“仕事を好きになること”と、“生き残り”の関係
さて、前述のとおり「生き残れるエンジニア」の必要充分条件は「他者とは異なり、しかし他者を理解し他者に理解される」ことですが、それではそもそも彼らはどのようにその境地に至ったのでしょう。言い換えれば、どうやって彼らは自分の仕事を好きになって今に至ることができたのでしょうか。

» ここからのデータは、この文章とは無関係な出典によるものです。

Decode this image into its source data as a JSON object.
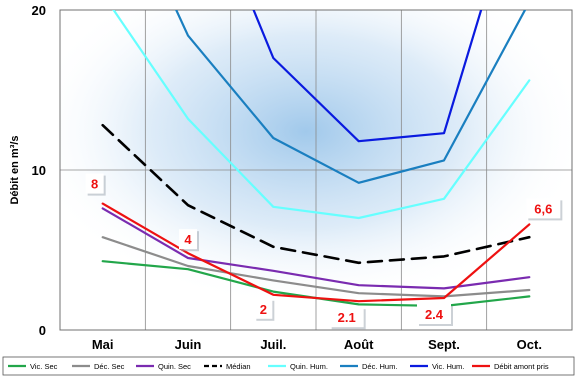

それは、“仕事を続けてきたから”だと言えます。もう少し厳密に言うと、仕事を完了し続けてきたからです。自分の仕事が好きな人は、一人の例外もなくその仕事で辛苦を味わっています。甘くておいしい仕事というものがないわけではありませんが、そういう仕事は飽きるのも早いでしょう。なぜなら達成感という、仕事の完了を通して得ることができる最高の醍醐味が得られないからです。

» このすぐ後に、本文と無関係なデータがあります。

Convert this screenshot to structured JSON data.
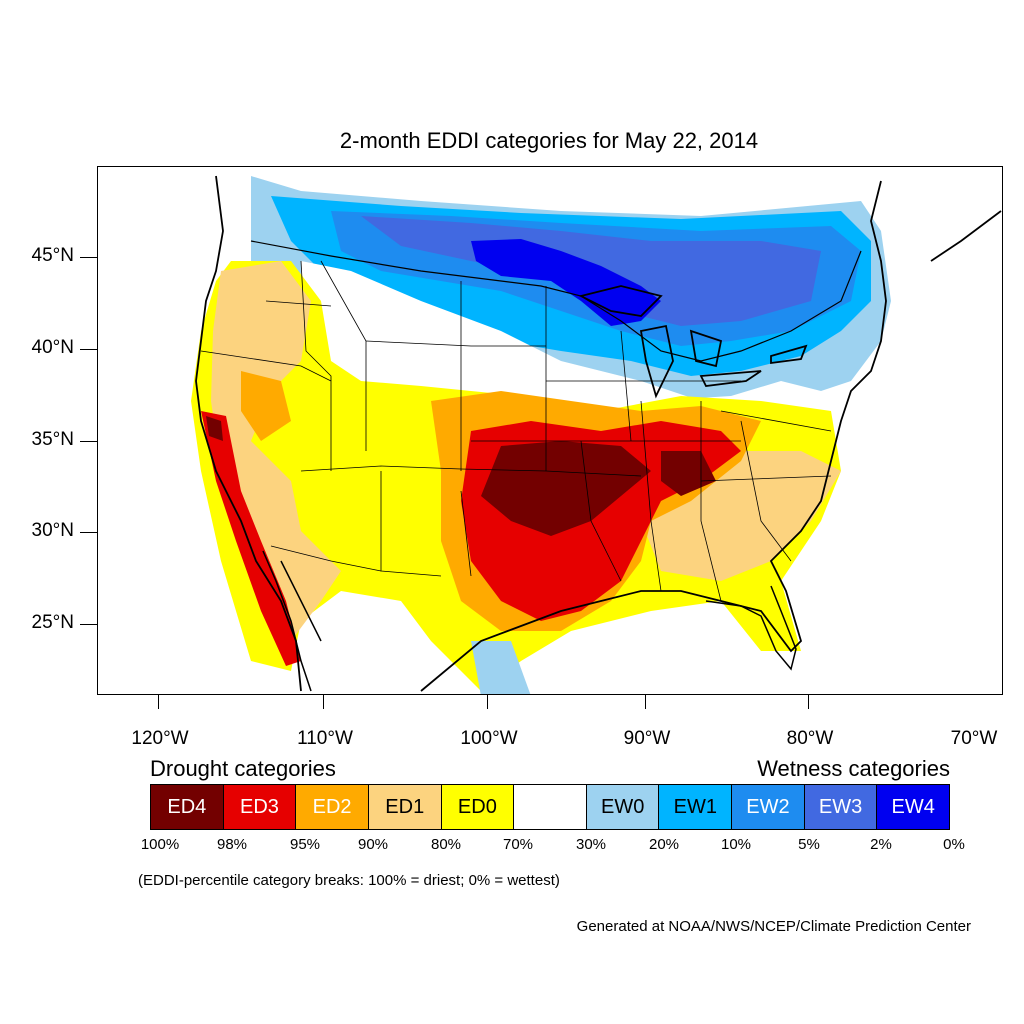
{
  "title": "2-month EDDI categories for May 22, 2014",
  "lat_labels": [
    "45°N",
    "40°N",
    "35°N",
    "30°N",
    "25°N"
  ],
  "lon_labels": [
    "120°W",
    "110°W",
    "100°W",
    "90°W",
    "80°W",
    "70°W"
  ],
  "drought_heading": "Drought categories",
  "wetness_heading": "Wetness categories",
  "legend": [
    {
      "label": "ED4",
      "color": "#730000",
      "text_color": "#ffffff"
    },
    {
      "label": "ED3",
      "color": "#e60000",
      "text_color": "#ffffff"
    },
    {
      "label": "ED2",
      "color": "#ffaa00",
      "text_color": "#ffffff"
    },
    {
      "label": "ED1",
      "color": "#fcd37f",
      "text_color": "#000000"
    },
    {
      "label": "ED0",
      "color": "#ffff00",
      "text_color": "#000000"
    },
    {
      "label": "",
      "color": "#ffffff",
      "text_color": "#000000"
    },
    {
      "label": "EW0",
      "color": "#9dd2f0",
      "text_color": "#000000"
    },
    {
      "label": "EW1",
      "color": "#00b4ff",
      "text_color": "#000000"
    },
    {
      "label": "EW2",
      "color": "#1e8cf0",
      "text_color": "#ffffff"
    },
    {
      "label": "EW3",
      "color": "#4169e1",
      "text_color": "#ffffff"
    },
    {
      "label": "EW4",
      "color": "#0000f0",
      "text_color": "#ffffff"
    }
  ],
  "percentile_breaks": [
    "100%",
    "98%",
    "95%",
    "90%",
    "80%",
    "70%",
    "30%",
    "20%",
    "10%",
    "5%",
    "2%",
    "0%"
  ],
  "note": "(EDDI-percentile category breaks: 100% = driest; 0% = wettest)",
  "credit": "Generated at NOAA/NWS/NCEP/Climate Prediction Center"
}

今、私は「仕事の完了」と言いました。「仕事」ではありません。単に辛くて苦しい仕事では駄目な理由がここにあります。仕事の辛さと苦しさは、確かに達成したときの達成感を増幅しますが、それを得られるのは、あくまで達成してからなのです。
「生き残れるエンジニア」が生き残ってきた理由には、その過程において、仕事ごとの辛苦と達成感のバランスがあると思います。難しすぎる仕事では壊れる。やさしすぎる仕事は飽きる。キャリアのステージに応じた難易度の仕事を、その都度達成してきたからこそ、彼らの仕事は持続し、そして生き残ってきたのです。